We swept into the country on higher ground, under a clearing sky, and the panorama came back—the primeval story of shepherd and herding races, in the immutable grandeur of the great lines that framed it. We were going toward the sun, and there seemed no limit to the scene before and about us. It was the plane of its extension that was wonderful—and everywhere the intensity of the silence, the clarity of distant objects, and that quality of the infinite which no words, but only a real memory, can convey. Flocks and herds and men, scattered at great intervals, lessened behind us and drew near in the offing. The road was mud, but by no means the slough of the morning. We met no one; only we were abroad in the wet waste.

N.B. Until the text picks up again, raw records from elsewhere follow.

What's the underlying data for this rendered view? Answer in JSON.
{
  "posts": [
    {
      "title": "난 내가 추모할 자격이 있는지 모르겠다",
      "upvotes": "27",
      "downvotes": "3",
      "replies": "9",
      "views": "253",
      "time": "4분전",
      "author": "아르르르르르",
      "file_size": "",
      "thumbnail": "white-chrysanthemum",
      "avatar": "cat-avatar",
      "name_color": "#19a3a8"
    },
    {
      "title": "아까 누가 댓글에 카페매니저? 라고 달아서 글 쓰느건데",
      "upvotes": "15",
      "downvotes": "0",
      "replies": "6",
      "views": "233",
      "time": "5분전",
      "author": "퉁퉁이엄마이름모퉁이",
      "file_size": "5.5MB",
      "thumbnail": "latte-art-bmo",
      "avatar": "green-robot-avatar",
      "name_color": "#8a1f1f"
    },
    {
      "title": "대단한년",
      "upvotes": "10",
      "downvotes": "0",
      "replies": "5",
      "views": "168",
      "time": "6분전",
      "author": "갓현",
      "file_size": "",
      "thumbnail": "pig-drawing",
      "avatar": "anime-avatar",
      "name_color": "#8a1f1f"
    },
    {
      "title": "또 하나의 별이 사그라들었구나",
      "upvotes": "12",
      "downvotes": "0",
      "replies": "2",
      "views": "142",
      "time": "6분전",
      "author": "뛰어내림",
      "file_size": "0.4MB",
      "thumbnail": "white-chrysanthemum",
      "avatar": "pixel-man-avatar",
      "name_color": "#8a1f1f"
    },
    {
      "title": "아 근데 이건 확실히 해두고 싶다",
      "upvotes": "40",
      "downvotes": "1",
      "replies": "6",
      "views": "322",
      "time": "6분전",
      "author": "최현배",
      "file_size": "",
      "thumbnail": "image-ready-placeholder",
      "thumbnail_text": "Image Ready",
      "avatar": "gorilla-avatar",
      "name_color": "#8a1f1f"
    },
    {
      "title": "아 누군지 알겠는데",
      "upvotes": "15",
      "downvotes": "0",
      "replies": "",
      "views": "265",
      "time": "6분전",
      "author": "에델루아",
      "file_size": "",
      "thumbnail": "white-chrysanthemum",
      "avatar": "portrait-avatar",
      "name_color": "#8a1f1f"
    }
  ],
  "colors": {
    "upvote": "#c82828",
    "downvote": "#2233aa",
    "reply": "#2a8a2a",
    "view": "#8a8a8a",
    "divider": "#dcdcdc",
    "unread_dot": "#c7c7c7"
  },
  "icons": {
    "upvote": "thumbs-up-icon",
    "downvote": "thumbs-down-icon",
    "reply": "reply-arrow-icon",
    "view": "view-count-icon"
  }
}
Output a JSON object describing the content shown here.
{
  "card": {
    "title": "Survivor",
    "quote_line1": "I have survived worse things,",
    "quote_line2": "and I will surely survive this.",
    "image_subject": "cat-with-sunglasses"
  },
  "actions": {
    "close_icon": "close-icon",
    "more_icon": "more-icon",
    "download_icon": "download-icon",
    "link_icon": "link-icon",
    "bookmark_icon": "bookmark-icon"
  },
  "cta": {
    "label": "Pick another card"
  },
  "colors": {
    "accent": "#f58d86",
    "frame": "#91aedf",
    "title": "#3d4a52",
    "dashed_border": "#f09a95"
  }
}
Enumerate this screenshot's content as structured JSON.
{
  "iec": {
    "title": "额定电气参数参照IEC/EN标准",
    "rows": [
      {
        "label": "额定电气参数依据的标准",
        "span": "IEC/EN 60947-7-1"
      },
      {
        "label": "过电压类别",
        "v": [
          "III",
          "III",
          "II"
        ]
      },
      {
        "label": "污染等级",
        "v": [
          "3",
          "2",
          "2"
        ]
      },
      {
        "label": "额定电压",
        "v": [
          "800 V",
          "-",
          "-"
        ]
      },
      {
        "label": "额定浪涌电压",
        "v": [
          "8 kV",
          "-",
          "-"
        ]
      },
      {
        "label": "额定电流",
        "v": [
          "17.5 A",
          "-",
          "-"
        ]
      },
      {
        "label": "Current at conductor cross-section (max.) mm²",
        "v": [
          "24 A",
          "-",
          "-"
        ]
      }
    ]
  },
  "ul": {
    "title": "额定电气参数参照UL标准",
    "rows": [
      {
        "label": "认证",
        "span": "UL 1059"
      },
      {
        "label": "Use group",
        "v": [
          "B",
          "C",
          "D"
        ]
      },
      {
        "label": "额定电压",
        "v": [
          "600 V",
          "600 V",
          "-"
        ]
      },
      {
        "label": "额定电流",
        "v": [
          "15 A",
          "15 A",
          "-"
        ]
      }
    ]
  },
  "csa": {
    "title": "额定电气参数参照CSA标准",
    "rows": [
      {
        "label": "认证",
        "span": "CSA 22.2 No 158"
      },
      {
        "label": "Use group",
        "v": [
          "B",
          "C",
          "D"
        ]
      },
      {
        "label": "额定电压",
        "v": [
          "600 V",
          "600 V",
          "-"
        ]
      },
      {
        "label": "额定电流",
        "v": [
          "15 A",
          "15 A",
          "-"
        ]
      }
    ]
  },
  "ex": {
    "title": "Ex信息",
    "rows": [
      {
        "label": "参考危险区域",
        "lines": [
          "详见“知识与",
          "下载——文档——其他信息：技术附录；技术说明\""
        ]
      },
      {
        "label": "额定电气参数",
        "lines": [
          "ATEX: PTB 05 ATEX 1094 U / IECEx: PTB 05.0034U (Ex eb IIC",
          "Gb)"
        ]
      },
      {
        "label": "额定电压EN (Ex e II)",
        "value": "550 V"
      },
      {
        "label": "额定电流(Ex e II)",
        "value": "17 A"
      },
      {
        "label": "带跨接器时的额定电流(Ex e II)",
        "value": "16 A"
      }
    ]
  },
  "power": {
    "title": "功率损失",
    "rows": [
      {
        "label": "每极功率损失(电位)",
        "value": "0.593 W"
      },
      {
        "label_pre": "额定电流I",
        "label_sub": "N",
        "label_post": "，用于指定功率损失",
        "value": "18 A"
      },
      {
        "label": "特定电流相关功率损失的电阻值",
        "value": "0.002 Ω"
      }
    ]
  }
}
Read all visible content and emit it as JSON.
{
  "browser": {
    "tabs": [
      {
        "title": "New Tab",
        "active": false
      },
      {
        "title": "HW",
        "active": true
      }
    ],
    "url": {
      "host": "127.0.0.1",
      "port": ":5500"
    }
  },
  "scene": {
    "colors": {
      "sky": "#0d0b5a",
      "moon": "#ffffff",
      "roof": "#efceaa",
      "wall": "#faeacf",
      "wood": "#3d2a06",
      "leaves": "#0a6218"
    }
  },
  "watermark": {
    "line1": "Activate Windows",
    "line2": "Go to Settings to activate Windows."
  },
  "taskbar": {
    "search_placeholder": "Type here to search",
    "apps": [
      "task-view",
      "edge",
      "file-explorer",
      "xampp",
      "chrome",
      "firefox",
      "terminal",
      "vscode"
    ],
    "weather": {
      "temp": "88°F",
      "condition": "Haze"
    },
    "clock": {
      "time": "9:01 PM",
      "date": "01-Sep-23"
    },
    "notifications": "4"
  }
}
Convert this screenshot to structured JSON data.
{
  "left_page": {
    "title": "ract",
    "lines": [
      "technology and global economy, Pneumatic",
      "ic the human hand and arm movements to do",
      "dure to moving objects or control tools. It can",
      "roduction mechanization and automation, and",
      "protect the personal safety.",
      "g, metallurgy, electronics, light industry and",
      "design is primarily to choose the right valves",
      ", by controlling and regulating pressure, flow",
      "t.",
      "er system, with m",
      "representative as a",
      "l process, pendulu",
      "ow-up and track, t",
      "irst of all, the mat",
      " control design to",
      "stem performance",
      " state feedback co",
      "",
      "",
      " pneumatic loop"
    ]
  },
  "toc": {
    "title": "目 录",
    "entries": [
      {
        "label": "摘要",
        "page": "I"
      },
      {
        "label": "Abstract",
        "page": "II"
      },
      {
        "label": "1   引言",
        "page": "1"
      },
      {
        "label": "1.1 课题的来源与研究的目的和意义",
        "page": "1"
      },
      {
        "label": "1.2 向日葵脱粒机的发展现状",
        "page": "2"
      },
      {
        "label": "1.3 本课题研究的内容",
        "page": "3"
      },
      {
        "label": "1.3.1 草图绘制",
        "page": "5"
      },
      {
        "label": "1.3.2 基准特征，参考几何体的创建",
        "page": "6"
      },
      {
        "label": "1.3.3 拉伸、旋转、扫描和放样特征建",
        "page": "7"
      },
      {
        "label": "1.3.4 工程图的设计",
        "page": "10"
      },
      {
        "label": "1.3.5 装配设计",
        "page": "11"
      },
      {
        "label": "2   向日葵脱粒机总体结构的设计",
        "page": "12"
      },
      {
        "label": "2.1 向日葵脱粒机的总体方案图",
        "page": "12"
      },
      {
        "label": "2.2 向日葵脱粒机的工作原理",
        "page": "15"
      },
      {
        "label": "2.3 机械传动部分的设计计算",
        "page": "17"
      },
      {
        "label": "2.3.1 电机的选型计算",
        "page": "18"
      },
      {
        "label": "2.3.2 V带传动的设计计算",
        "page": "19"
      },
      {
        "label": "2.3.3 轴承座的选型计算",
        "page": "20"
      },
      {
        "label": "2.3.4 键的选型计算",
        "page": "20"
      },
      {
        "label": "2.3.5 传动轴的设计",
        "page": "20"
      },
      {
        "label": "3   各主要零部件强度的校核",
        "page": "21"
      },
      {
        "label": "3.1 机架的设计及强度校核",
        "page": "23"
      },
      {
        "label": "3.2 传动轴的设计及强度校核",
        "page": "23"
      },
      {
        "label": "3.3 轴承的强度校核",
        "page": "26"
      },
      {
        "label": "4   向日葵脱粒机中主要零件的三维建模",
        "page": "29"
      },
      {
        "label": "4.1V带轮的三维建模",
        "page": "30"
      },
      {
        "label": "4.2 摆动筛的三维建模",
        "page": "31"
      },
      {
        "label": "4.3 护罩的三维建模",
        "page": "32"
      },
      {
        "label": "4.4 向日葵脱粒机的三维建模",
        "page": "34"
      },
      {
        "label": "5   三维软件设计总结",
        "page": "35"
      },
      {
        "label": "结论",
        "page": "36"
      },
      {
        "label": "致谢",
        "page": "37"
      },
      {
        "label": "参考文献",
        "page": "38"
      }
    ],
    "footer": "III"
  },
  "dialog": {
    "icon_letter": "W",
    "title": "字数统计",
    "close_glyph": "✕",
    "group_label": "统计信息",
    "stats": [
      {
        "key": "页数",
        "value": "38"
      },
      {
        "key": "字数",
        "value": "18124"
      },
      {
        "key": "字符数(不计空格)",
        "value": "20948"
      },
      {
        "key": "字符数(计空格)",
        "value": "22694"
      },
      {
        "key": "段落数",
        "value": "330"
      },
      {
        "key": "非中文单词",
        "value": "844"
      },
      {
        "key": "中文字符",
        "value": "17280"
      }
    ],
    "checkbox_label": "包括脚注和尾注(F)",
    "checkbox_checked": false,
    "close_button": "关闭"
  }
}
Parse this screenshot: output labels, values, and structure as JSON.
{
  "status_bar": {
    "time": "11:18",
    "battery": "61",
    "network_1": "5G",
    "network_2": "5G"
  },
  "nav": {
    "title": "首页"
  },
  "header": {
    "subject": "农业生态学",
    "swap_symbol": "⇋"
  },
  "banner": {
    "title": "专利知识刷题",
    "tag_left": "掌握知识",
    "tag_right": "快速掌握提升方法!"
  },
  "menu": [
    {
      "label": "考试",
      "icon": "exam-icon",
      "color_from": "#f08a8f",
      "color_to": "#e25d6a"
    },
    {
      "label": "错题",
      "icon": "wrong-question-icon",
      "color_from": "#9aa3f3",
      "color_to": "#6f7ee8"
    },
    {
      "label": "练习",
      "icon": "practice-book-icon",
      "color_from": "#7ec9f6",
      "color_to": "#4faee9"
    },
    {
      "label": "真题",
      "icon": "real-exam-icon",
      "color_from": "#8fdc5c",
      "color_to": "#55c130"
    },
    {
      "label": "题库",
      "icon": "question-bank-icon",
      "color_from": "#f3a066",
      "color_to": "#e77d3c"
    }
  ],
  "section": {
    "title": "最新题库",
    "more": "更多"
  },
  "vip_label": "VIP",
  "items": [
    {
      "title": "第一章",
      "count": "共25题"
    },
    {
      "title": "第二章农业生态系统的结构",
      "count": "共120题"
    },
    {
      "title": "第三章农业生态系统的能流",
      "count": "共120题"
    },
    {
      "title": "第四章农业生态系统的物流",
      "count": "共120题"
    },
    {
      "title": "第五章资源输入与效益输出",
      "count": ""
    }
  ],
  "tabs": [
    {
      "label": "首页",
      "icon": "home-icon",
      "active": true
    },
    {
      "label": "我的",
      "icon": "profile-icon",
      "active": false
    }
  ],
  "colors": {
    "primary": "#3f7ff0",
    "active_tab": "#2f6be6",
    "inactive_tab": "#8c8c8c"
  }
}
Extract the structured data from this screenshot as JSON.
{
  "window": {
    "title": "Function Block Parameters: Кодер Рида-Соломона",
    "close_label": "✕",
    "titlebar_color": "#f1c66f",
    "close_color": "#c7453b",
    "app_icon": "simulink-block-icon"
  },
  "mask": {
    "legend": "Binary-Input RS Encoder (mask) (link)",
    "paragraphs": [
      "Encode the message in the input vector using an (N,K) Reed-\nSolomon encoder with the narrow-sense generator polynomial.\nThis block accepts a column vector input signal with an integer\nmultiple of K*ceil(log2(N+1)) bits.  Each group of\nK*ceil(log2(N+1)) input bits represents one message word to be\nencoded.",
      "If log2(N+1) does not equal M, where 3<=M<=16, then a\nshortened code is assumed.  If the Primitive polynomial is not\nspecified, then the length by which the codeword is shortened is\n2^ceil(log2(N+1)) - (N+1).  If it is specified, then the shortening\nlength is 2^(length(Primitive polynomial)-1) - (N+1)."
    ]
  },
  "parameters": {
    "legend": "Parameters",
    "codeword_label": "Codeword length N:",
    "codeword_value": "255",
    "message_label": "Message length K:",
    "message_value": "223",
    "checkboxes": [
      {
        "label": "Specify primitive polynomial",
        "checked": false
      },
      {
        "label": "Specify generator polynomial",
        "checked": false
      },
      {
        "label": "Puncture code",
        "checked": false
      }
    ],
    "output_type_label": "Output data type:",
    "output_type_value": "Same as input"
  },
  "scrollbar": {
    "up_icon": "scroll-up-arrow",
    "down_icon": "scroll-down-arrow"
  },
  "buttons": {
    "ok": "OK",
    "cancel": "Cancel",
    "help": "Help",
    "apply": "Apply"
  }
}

We passed but one house, where there was an Arab—also with dogs, but not of the Kabyle variety—who gave us coffee; and the sun was westering far when we came to the angle where we struck the Biskra route and turned homeward. The dense blackness of the Oumach palms showed like an island in the dying day, as we passed them, near at hand; it was too late, too wet to stop there; and shortly afterward the sun went down in a clear sky, immense and red on the desert edge. Then I saw what was to me a remarkable phenomenon: a sunset on the earth instead of in the heavens. The ground, more or less overgrown with scattered vegetation, sloped upward in a long, bold, westerly swell, and cut the horizon clear with its whole breadth; and this wide-flung earth surface through its entire width flamed scarlet, like a low prairie fire, burning with light; the ground glowed rosy red, and the plants and shrubs and every growing thing stood up, distinct in every twig and blade, as if on fire with gold, burning unconsumed, and slowly all turned to scarlet and faded to rich crimson, softened, paled and died. It was all on the earth; at least, if there was any color in the clear sky above, except the long horizon glow, I did not see it. I remembered a line of Keats that had always troubled me, because I did not know what he meant:

“While barrëd clouds bloom the soft-dying day,

And touch the stubble-plains with rosy hue.”